Evet, cehenneme doğru giden adamın önüne geçeceksin. "Dur, olmaz, yanacan" diyeceksin. "Hadi lan, git yanarsan yan" demek olmaz.

Bu yürekle varacak olursan, inanmasa inanmayabilir. Çünkü iman apayrı bir iş. Gönül işidir o. Ama adam sana inanmasa bile "bu adam benim için çalışıyor" der, senin samimiyetine inanır.

Yanan bir yürekle anlatmamız lazım. Hani Ney vardır ya. Ney'i çalacak olanlar iyi ses çıksın, yanık ses çıksın diye o kamışı ateşin üzerinde biraz tutarlar. O esnada kamış kızınca rutubeti gider, yanınca ses daha yanık gelir.

Eğer ben içimdeki o inanç sistemiyle yanmıyorsam muhataplarıma tesir edemem. Islak kamıştan Ney olmaz. Seç çıkar o ayrı. Düdük sesi çıkar ondan, Ney sesi çıkmaz.

Yanan bir yürekle insanlara gitmemiz lazım. "Bu karşımdaki Hz. Adem'in çocuğu, Peygamber çocuğu ya.
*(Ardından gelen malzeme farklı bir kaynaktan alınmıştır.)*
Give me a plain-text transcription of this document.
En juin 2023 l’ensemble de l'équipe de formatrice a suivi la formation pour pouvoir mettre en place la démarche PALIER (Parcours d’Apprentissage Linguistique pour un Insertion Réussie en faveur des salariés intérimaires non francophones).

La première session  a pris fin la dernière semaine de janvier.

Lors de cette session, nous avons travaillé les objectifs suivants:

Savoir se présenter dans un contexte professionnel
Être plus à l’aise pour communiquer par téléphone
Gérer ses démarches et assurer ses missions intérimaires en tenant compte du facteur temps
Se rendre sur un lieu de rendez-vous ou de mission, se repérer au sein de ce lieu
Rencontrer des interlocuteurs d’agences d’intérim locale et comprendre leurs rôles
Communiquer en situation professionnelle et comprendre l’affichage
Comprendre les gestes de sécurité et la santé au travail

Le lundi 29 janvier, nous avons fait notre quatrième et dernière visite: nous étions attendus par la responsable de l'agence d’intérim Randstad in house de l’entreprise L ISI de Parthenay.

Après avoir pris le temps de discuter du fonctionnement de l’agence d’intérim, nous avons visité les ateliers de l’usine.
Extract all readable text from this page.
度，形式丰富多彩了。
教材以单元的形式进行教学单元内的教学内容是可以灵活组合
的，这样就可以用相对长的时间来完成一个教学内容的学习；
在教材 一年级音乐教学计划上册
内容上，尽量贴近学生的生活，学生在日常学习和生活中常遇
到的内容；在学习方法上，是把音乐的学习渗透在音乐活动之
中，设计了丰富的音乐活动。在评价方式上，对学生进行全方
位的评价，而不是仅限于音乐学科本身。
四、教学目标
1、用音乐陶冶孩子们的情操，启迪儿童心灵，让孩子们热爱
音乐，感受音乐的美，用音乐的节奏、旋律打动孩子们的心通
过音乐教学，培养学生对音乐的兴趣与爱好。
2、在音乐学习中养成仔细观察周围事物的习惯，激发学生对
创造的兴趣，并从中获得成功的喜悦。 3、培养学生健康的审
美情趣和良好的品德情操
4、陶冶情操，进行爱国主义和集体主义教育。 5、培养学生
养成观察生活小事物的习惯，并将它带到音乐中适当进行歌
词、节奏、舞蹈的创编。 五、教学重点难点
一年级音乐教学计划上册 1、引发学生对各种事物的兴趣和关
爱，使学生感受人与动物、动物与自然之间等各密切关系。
Bu peygamber çocuğu yanmamalı" şuuru içimizde devamlı yanmalı. "Altı milyar insan, ister siyah renkli, ister beyaz renkli, ister Kızılderili olsun, bunların yanmaması gerekir" diye koşturacağız.

Tıpkı itfaiye eri gibi. Mesela bir adam üzerine benzini dökmüş üzerine, çakmağı çakacak. Polisin ona yalvarması vardır değil mi, itfaiye erinin bekleyişi vardır. Hepimizin o itfaiye erinden daha fazla, o polisten daha fazla, daha yürekten koşturmamız lazım. Bu insanların yanmaması için, İslam'ın inanç sisteminin gönüllerine girmesi, amel sisteminin de dış hayatını kaplaması için, Allah'ın kitabı Kur'an-ı Kerim'i ve sevgili Peygamberimizin örnek hayatını o insanlara sunmak için yoğun bir gayret içinde olmamız lazım.

-Efendim, bir de tebliğde sıralama çok önemli değil mi, bazıları anlatacağım derken sonra söylemesi gerekeni önce söyledikleri, yaraya göre merhem sunamadıkları için kayıplar da oluyor.

-İşte Kur'an-ı Kerim'i iyi bilirsek bu sıkıntılarımız da düzelir. Kur'an-ı Kerim ilk nazil olan ayet-i kerimesi "oku" diyor, "namaz kılın" demiyor.

Onun için ulemamız " ilim mi daha önce gelir, iman mı" diye tartışırken ilim öne gelir demişler. Çünkü "Fa'lem ennehu la ilahe illallah "iyi bil ki Allah'tan başka ilah yoktur" diyor. (Bak Muhammed süresi ayet 19) "İyi bil ki" diye başlıyor. Bu ise ilimdir. Onun için ilim daha önce gelir demişler. En evvel de Allah'a iman. Muhataba ilk sunulacak hususlar iman esasları olmalıdır.

Siz sorarken aklıma geldi, bazı arkadaşlarımız diyorlar ki; "ya bir adam var. Tebliğ için gidiyorsun. Ağzımızdan Allah, Peygamber, Kur'an çıktı mı adam yüzünü çeviriyor" diyor. Çevirebilir. Bu şuna benzer. Gıdasızlıktan bir adam hastalanır. Bu arada soğuk da onu üşütür. En gıdalı yemekleri bile önüne getirecek olsan yüzünü çevirir. Gıdasızlıktan hastalanan adama yağlı yemek veremezsiniz. Verirseniz, içi dışına gelir, kusar. Bu adam yemeğe kusuyor, ama asıl gıdası o. Bunu hastaneye kaldırdığımızda doktor ne yapıyor? Ona gıdalı, yağlı yeme yedirmiyor. Evvela serum veriyor. Damardan giriyor. Ondan sonra da mutfağa diyor ki "buna yağsız çorba, hafif gıdalar verin."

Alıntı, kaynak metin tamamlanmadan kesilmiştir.